Max was born in Durham, England, of Irish stock, came to Canada aged three, and lived most of his life in London, Ont., where he graduated from the University of Western Ontario in 1946 in English and French. He joined CFPL London as an announcer. A few months later he joined the CBC and went to Halifax. There he was horrified when he reported for duty one Saturday to learn he had been scheduled to host After Breakfast Breakdown, a half-hour of what was then called cowboy music. On the spur of the moment he invented Rawhide, a character with a “low, aged, hard, flat, sloppily sibilant voice that surprised even myself” as he wrote in his memoirsof the show And Now…Here’s Max, which won a Leacock award for humour. “I then proceeded for the next half hour to introduce each cowboy record in the most insulting fashion I could devise.”
The character Rawhide drew an unprecedented 3,000 fan letters and a few days later station manager S.(Syd) R. Kennedy delegated the reluctant Max Ferguson to do a six-mornings-a-week show for the Maritime network of the CBC. The show ran for 17 years out of Halifax and Toronto, starring Rawhide and as many as 14 other demented (his word) characters, all voiced by Max.

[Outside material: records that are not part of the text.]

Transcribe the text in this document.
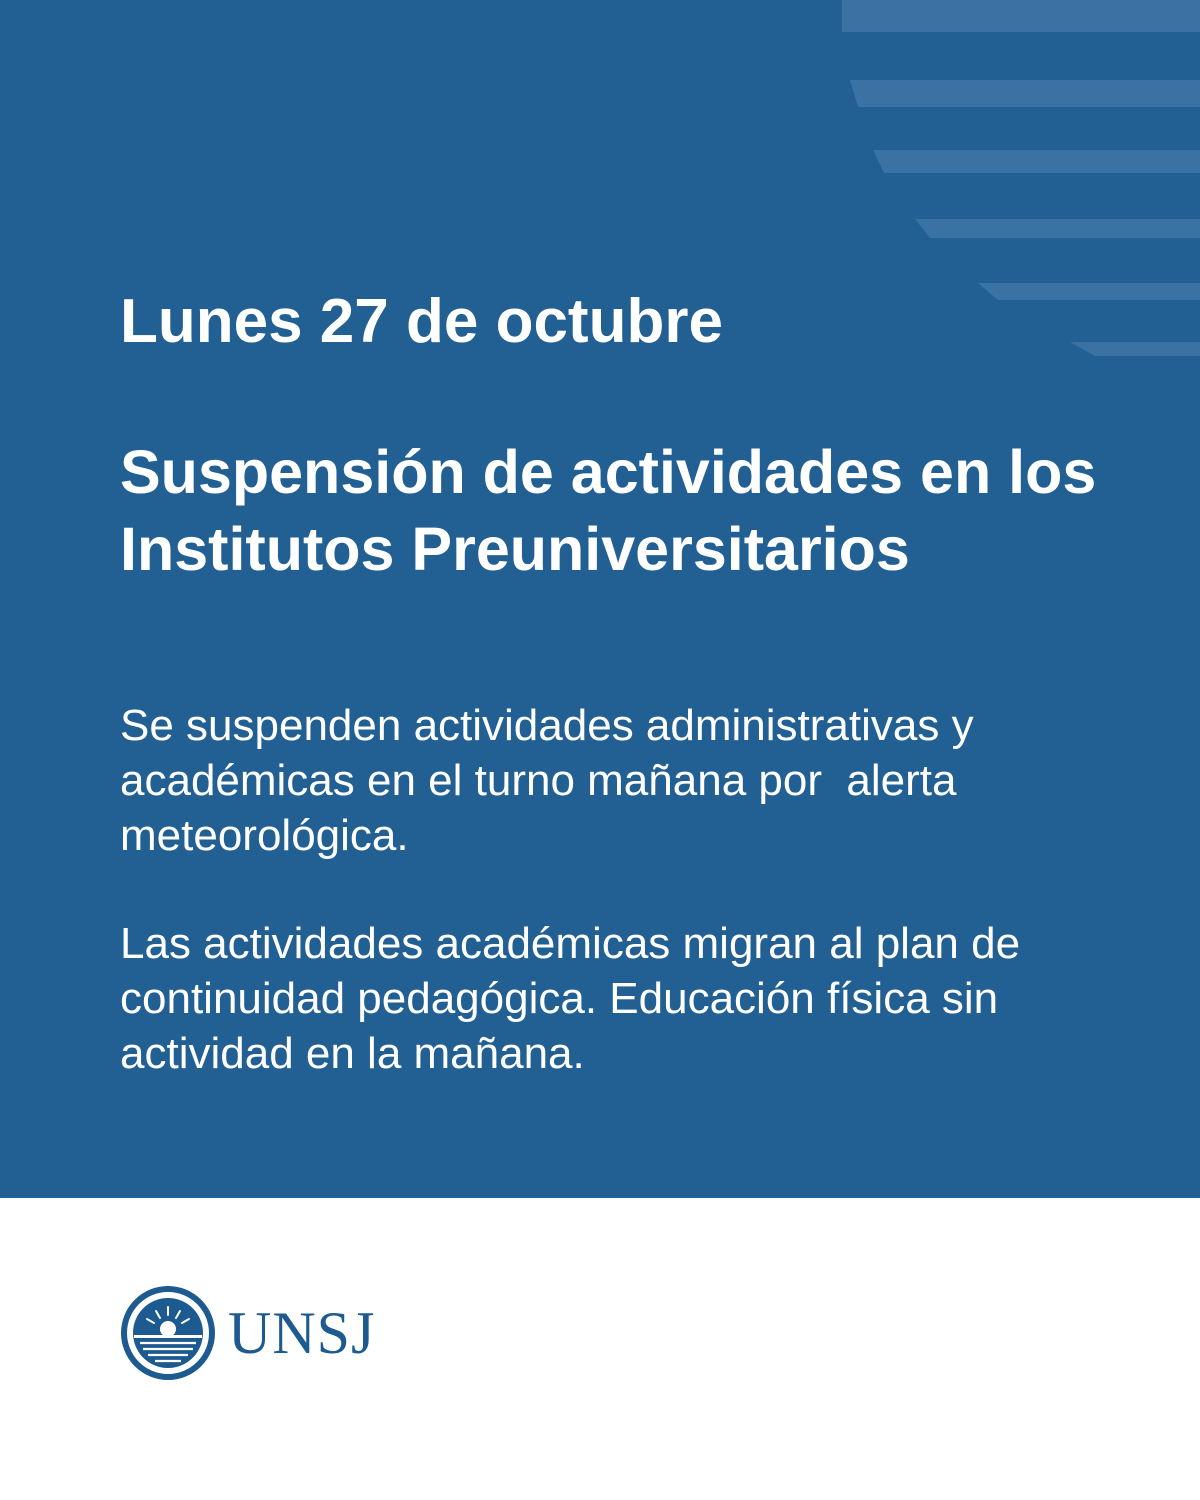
Lunes 27 de octubre
Suspensión de actividades en los Institutos Preuniversitarios

Se suspenden actividades administrativas y académicas en el turno mañana por  alerta meteorológica.

Las actividades académicas migran al plan de continuidad pedagógica. Educación física sin actividad en la mañana.

UNSJ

In 1949, Max’s first Rawhide performance out of Toronto earned a scolding from MP Douglas Gooderham Ross, who called the program meaningless ravings and tripe disguised in the poorest possible English and an insult to the intelligence of thinking Canadians. Robert Thompson, leader of the Social Credit Party, asked for action against Max Ferguson on the grounds that his radio show was “undermining our national morals” and threatened the security of the social order. The show survived, although Ferguson continued to be paid just a regular announcer’s salary until he resigned and the CBC agreed to bump up his pay by four times to continue the Rawhide show alone.
Rawhide was probably his best-known character but, in his 52 years with CBC radio and TV, Max starred in many shows: The Max Ferguson Show; a series of five-minute radio sketches; as a regular on Inside From The Outside; in a 90-minute interview and talk show which he co-hosted with Allan McFee; a weekday afternoon TV program called 55 North Maple, billed as an informal conversation show; Telescope, and others. He retired from the CBC in 1998.

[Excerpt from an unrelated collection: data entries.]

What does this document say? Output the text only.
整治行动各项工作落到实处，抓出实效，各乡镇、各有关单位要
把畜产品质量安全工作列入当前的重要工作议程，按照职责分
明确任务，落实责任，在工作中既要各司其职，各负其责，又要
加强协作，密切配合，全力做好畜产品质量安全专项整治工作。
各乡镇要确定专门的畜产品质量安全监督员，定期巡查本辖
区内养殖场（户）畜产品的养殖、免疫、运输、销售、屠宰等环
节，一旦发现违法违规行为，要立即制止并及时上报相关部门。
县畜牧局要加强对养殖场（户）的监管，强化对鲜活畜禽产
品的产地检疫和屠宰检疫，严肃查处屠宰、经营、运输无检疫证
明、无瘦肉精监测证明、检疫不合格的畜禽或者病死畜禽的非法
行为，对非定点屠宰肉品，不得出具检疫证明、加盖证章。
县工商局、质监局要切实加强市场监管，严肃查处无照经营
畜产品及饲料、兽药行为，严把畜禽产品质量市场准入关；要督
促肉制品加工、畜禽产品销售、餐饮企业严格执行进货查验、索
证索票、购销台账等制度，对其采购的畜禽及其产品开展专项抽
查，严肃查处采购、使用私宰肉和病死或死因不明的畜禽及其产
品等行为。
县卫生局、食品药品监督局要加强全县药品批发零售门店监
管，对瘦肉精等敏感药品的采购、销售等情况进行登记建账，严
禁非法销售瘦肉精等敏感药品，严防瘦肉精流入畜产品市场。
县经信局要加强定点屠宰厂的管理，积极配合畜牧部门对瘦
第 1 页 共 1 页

In 1968 Max received the Stephen Leacock Medal for Humour. In 1970 he was appointed an Officer of the Order of Canada. Other awards include Canada’s Medal of Service, the Governor General’s performing arts award, the John Drainie Award for significant contribution to Canadian broadcasting, the Gordon Sinclair Award for outspoken opinions and integrity in broadcasting, honorary degrees from Dalhousie and Brock Universities and the Universities of Waterloo, Western Ontario and Saskatchewan, and three ACTRA awards. In 2001 he was the recipient of the Governor-General’s Award for Lifetime Artistic Achievement.
On March 7th 2013 it was announced that Max Ferguson had died that day of a heart attack, at the age of 89. His last words were reported to be: “And so ends our broadcast for this day.”